Isn't (http[s]?:\/\/)?news.google\.[^\/]+ ([https://regex101.com/r/wD6cB4/1 editor]) the regex that should get replaced with https://news.google.com?--Joel Amos (talk) 18:34, 22 August 2016 (UTC)

:Yes it is. Sorry, I had that wrong. Fixed above. Thanks. --bender235 (talk) 19:01, 22 August 2016 (UTC)

::That's fine. Also, the brackets aren't needed around the "s" and a backward slash should precede the first "." (my bad). Also, you'll want to remove the trailing slash from the replacement string so that it doesn't change news.google.com/hello to news.google.com//hello edit: beat me to it :D --Joel Amos (talk) 19:39, 22 August 2016 (UTC)

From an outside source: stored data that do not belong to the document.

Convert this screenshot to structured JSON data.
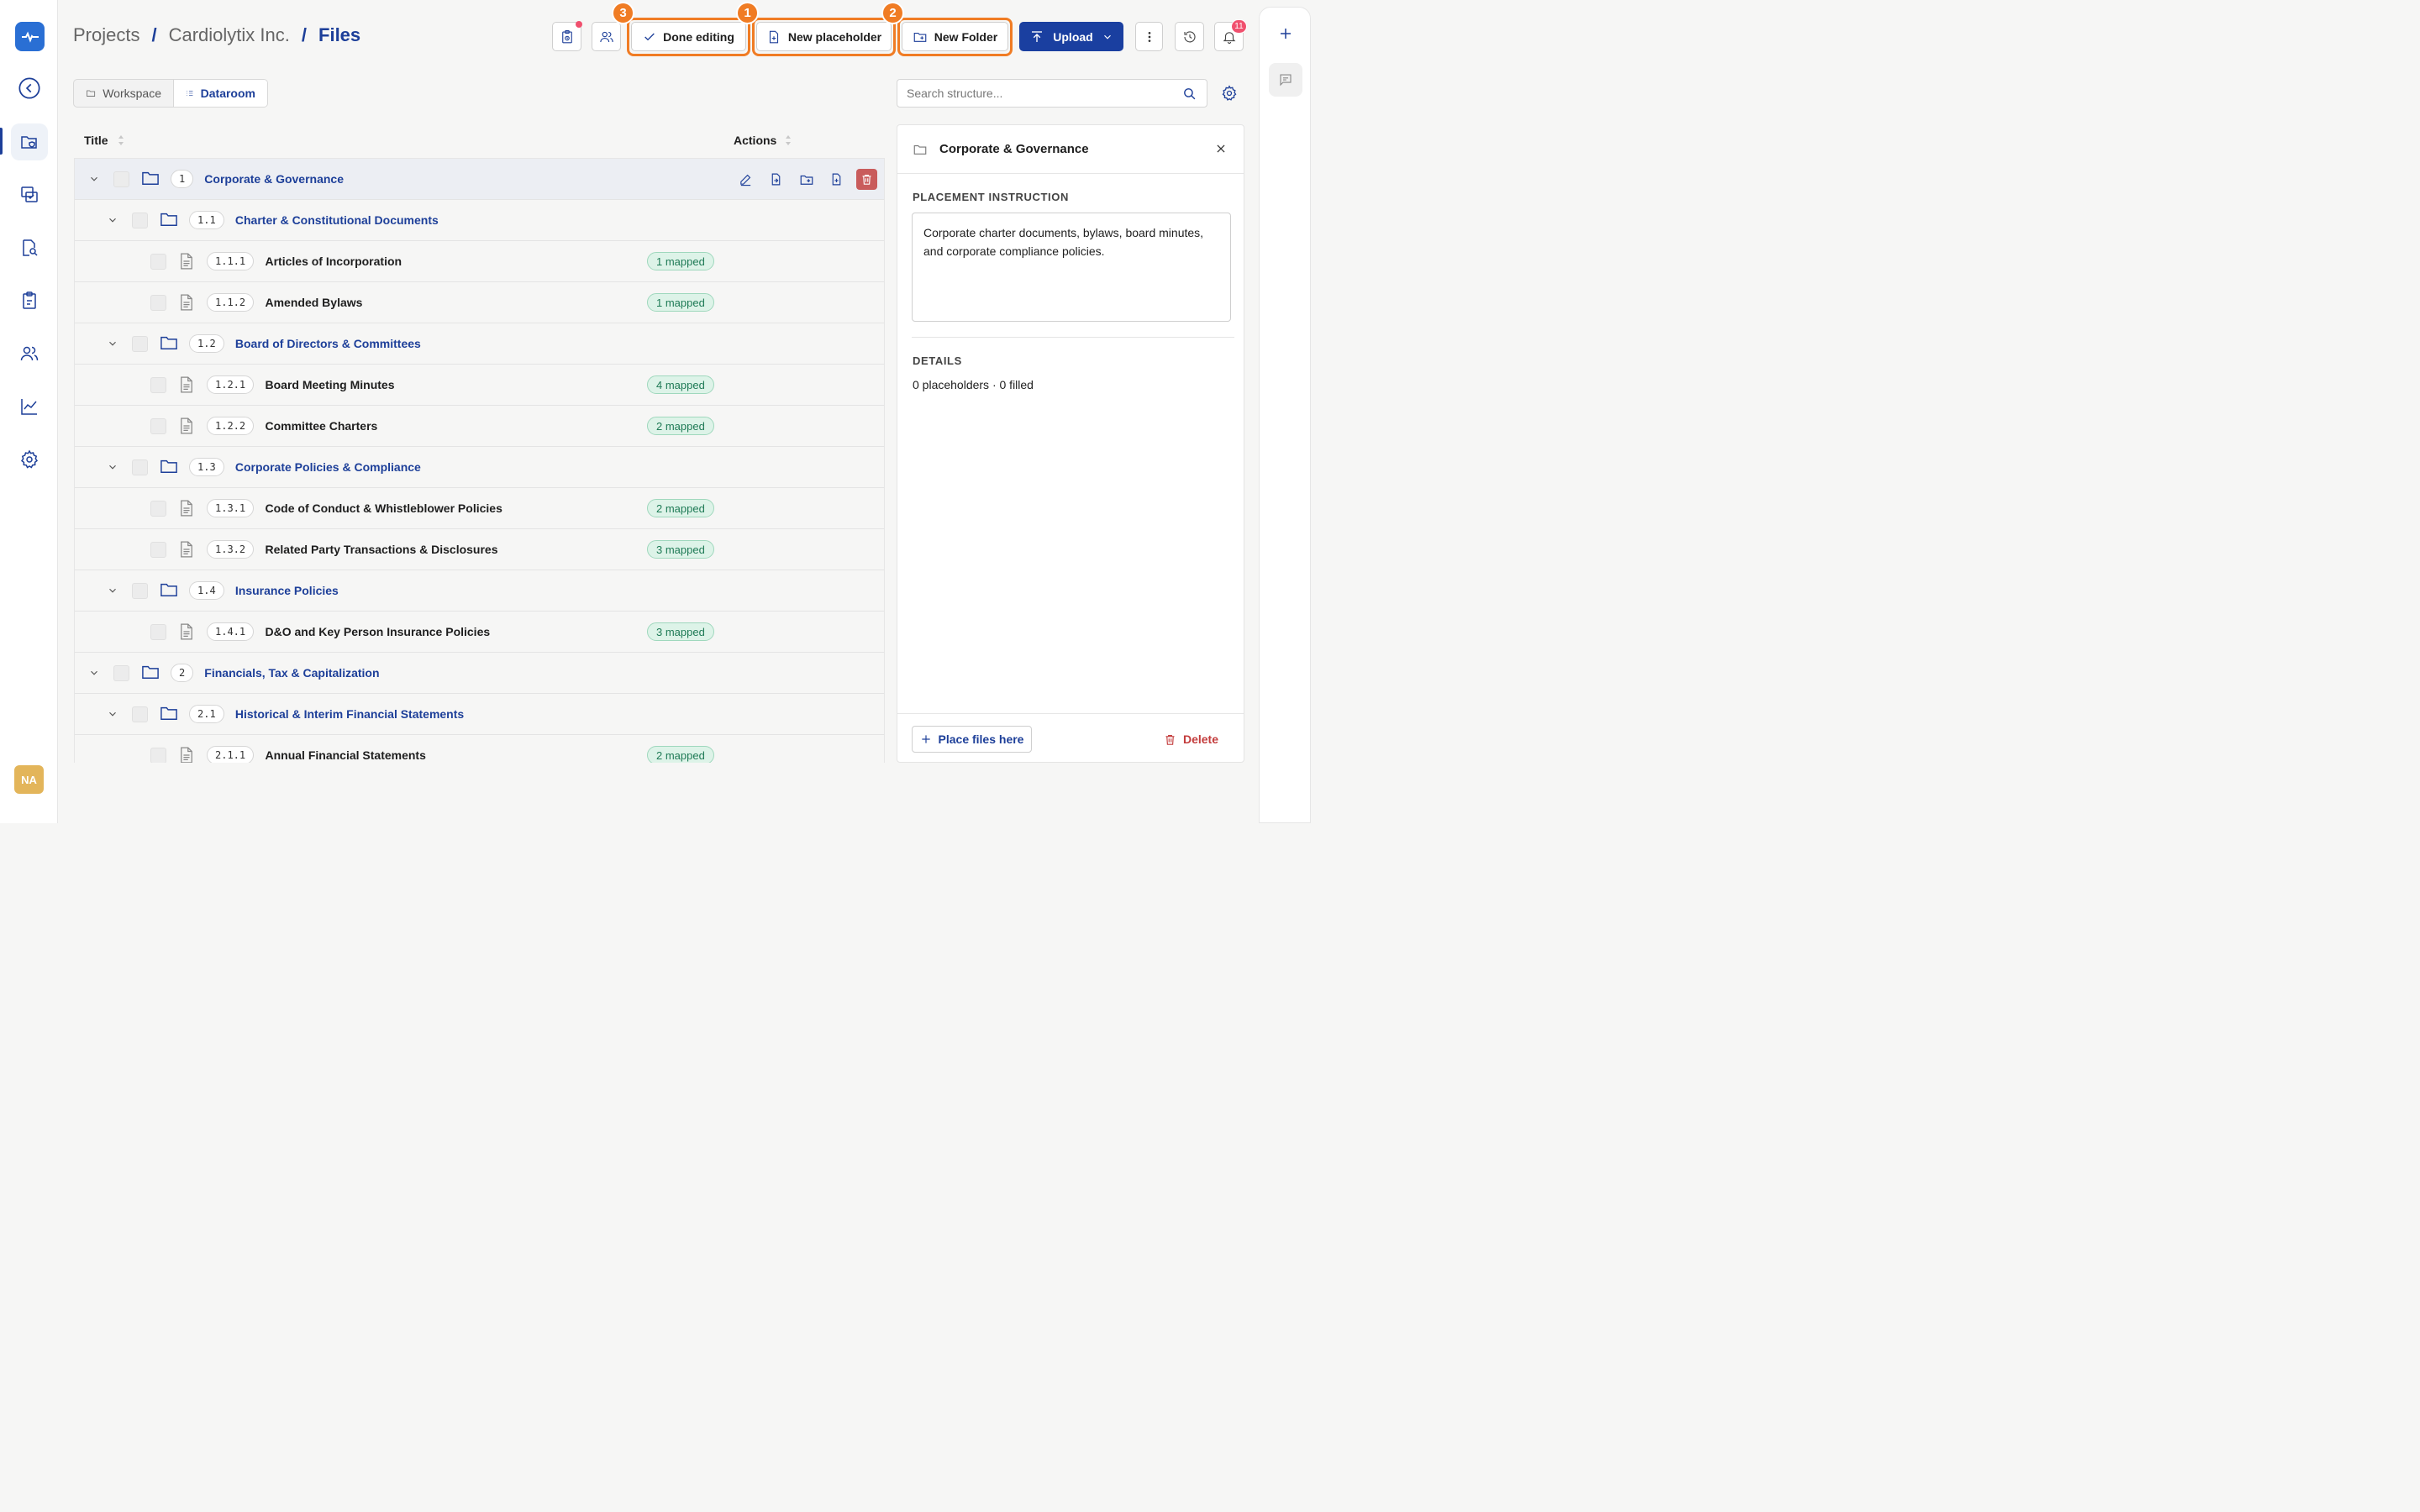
{
  "breadcrumb": {
    "projects": "Projects",
    "company": "Cardiolytix Inc.",
    "current": "Files",
    "sep": "/"
  },
  "header": {
    "done_editing": "Done editing",
    "new_placeholder": "New placeholder",
    "new_folder": "New Folder",
    "upload": "Upload",
    "notification_count": "11",
    "badges": {
      "done_editing": "3",
      "new_placeholder": "1",
      "new_folder": "2"
    }
  },
  "view_toggle": {
    "workspace": "Workspace",
    "dataroom": "Dataroom"
  },
  "table": {
    "col_title": "Title",
    "col_actions": "Actions"
  },
  "rows": [
    {
      "level": 0,
      "type": "folder",
      "num": "1",
      "title": "Corporate & Governance",
      "selected": true
    },
    {
      "level": 1,
      "type": "folder",
      "num": "1.1",
      "title": "Charter & Constitutional Documents"
    },
    {
      "level": 2,
      "type": "doc",
      "num": "1.1.1",
      "title": "Articles of Incorporation",
      "mapped": "1 mapped"
    },
    {
      "level": 2,
      "type": "doc",
      "num": "1.1.2",
      "title": "Amended Bylaws",
      "mapped": "1 mapped"
    },
    {
      "level": 1,
      "type": "folder",
      "num": "1.2",
      "title": "Board of Directors & Committees"
    },
    {
      "level": 2,
      "type": "doc",
      "num": "1.2.1",
      "title": "Board Meeting Minutes",
      "mapped": "4 mapped"
    },
    {
      "level": 2,
      "type": "doc",
      "num": "1.2.2",
      "title": "Committee Charters",
      "mapped": "2 mapped"
    },
    {
      "level": 1,
      "type": "folder",
      "num": "1.3",
      "title": "Corporate Policies & Compliance"
    },
    {
      "level": 2,
      "type": "doc",
      "num": "1.3.1",
      "title": "Code of Conduct & Whistleblower Policies",
      "mapped": "2 mapped"
    },
    {
      "level": 2,
      "type": "doc",
      "num": "1.3.2",
      "title": "Related Party Transactions & Disclosures",
      "mapped": "3 mapped"
    },
    {
      "level": 1,
      "type": "folder",
      "num": "1.4",
      "title": "Insurance Policies"
    },
    {
      "level": 2,
      "type": "doc",
      "num": "1.4.1",
      "title": "D&O and Key Person Insurance Policies",
      "mapped": "3 mapped"
    },
    {
      "level": 0,
      "type": "folder",
      "num": "2",
      "title": "Financials, Tax & Capitalization"
    },
    {
      "level": 1,
      "type": "folder",
      "num": "2.1",
      "title": "Historical & Interim Financial Statements"
    },
    {
      "level": 2,
      "type": "doc",
      "num": "2.1.1",
      "title": "Annual Financial Statements",
      "mapped": "2 mapped"
    }
  ],
  "search": {
    "placeholder": "Search structure..."
  },
  "panel": {
    "title": "Corporate & Governance",
    "placement_label": "PLACEMENT INSTRUCTION",
    "placement_text": "Corporate charter documents, bylaws, board minutes, and corporate compliance policies.",
    "details_label": "DETAILS",
    "details_text": "0 placeholders · 0 filled",
    "place_files": "Place files here",
    "delete": "Delete"
  },
  "user": {
    "initials": "NA"
  },
  "colors": {
    "accent": "#1d3f99",
    "highlight": "#f07c24",
    "mapped_bg": "#ddf3e8",
    "danger": "#c95c5c"
  }
}
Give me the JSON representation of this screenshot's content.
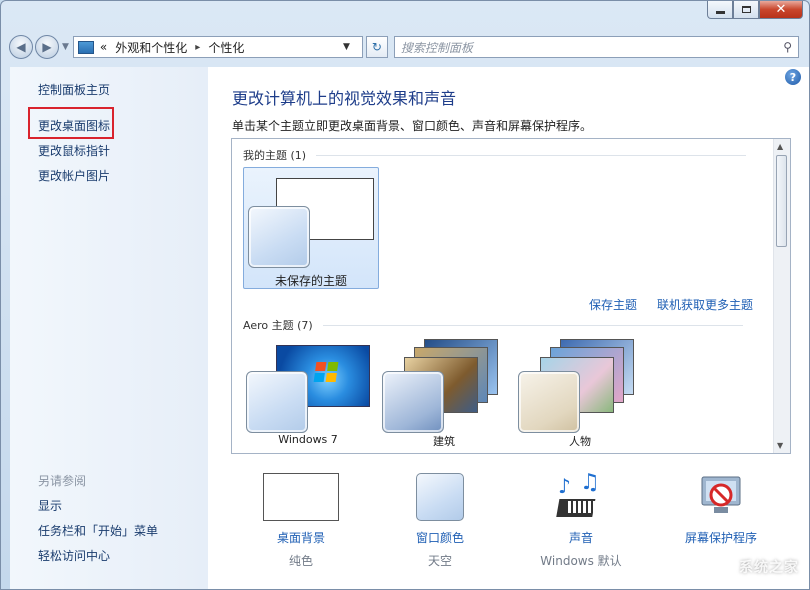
{
  "window": {
    "controls": {
      "minimize": "minimize",
      "maximize": "maximize",
      "close": "✕"
    }
  },
  "navbar": {
    "breadcrumb_prefix": "«",
    "breadcrumb": [
      "外观和个性化",
      "个性化"
    ],
    "separator": "▸",
    "search_placeholder": "搜索控制面板"
  },
  "sidebar": {
    "home": "控制面板主页",
    "links": [
      "更改桌面图标",
      "更改鼠标指针",
      "更改帐户图片"
    ],
    "see_also_title": "另请参阅",
    "see_also": [
      "显示",
      "任务栏和「开始」菜单",
      "轻松访问中心"
    ]
  },
  "main": {
    "help": "?",
    "title": "更改计算机上的视觉效果和声音",
    "subtitle": "单击某个主题立即更改桌面背景、窗口颜色、声音和屏幕保护程序。",
    "my_themes_header": "我的主题 (1)",
    "unsaved_theme_label": "未保存的主题",
    "save_theme_link": "保存主题",
    "online_themes_link": "联机获取更多主题",
    "aero_header": "Aero 主题 (7)",
    "aero_themes": [
      "Windows 7",
      "建筑",
      "人物"
    ]
  },
  "settings": [
    {
      "label": "桌面背景",
      "value": "纯色"
    },
    {
      "label": "窗口颜色",
      "value": "天空"
    },
    {
      "label": "声音",
      "value": "Windows 默认"
    },
    {
      "label": "屏幕保护程序",
      "value": ""
    }
  ],
  "watermark": "系统之家",
  "colors": {
    "link": "#1f5fb4",
    "title": "#1e3d8a",
    "highlight": "#d9232d"
  }
}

:::Fixed the backslash (although it worked fine when I tested it). --bender235 (talk) 19:53, 22 August 2016 (UTC)

::::An un-escaped dot means "any character," so the old regex would've matched false positives (e.g. news@google.com).--Joel Amos (talk) 02:09, 23 August 2016 (UTC)

:::::Fair enough. --bender235 (talk) 14:35, 23 August 2016 (UTC)

:What now? Should I have a trial run of 100 articles like with the previous Internet Archive conversion? --bender235 (talk) 23:39, 26 August 2016 (UTC)

::This may require multiple round of trials (hopefully increasing in size). Please run a short trial and post the initial results below. Please include in all summaries either a link to this BRFA trial or other ways for concerned editors to easily know what was going on and make a reply. — xaosflux Talk 02:51, 27 August 2016 (UTC)

:{{BotTrial|edits=50}} — xaosflux Talk 02:51, 27 August 2016 (UTC)

::{{BotTrialComplete}} Results are in {{user|Bender the Bot}} edit history. Found one issue, on E. R. Cowell: the Regex not only caught the URL, but also the pseudo-URL in the |publisher= parameter and crippled the rest of the citation template (ran manually, didn't save). Best solution would be to have things like |publisher=Books.google.ca replaced with |via=Google Books (obviously Google Books is not the publisher of the books). Or, and that is the easier option for now, make the http:// in the Regex non-optional, so that it only replaces true URLs. Actually, I suggest the latter to keep this bot as simple as possible. --bender235 (talk) 22:53, 27 August 2016 (UTC)

:::{{t1|BAG assistance needed}} So, any further requests or can this bot go live? --bender235 (talk) 20:56, 6 September 2016 (UTC)

:{{u|Bender235}} Due to the huge size of your bot run, I'd like you to run a longer trial to give more opportunity for any odd issues to come up and get caught by other editors. — xaosflux Talk 04:43, 15 September 2016 (UTC)

:{{BotExtendedTrial|edits=600}} — xaosflux Talk 04:43, 15 September 2016 (UTC)

::Fair enough. --bender235 (talk) 14:16, 15 September 2016 (UTC)

::{{BotTrialComplete}}. Didn't spot any unusual behavior. --bender235 (talk) 15:49, 15 September 2016 (UTC)

:{{BotApproved}} Due to your large run size, please ramp up in stages up to the following, this will allow brief periods for unknown issues to be brought to your attention.

:#3000 edits, 24 hour pause

:#4000 edits, 24 hour pause

:#5000 edits, 24 hour pause

:#10000 edits, 24 hour pause

:#50000 edits, 24 hour pause

:#Rest of run. — xaosflux Talk 01:19, 19 September 2016 (UTC)

:The above discussion is preserved as an archive of the debate. Please do not modify it. To request review of this BRFA, please start a new section at WT:BRFA.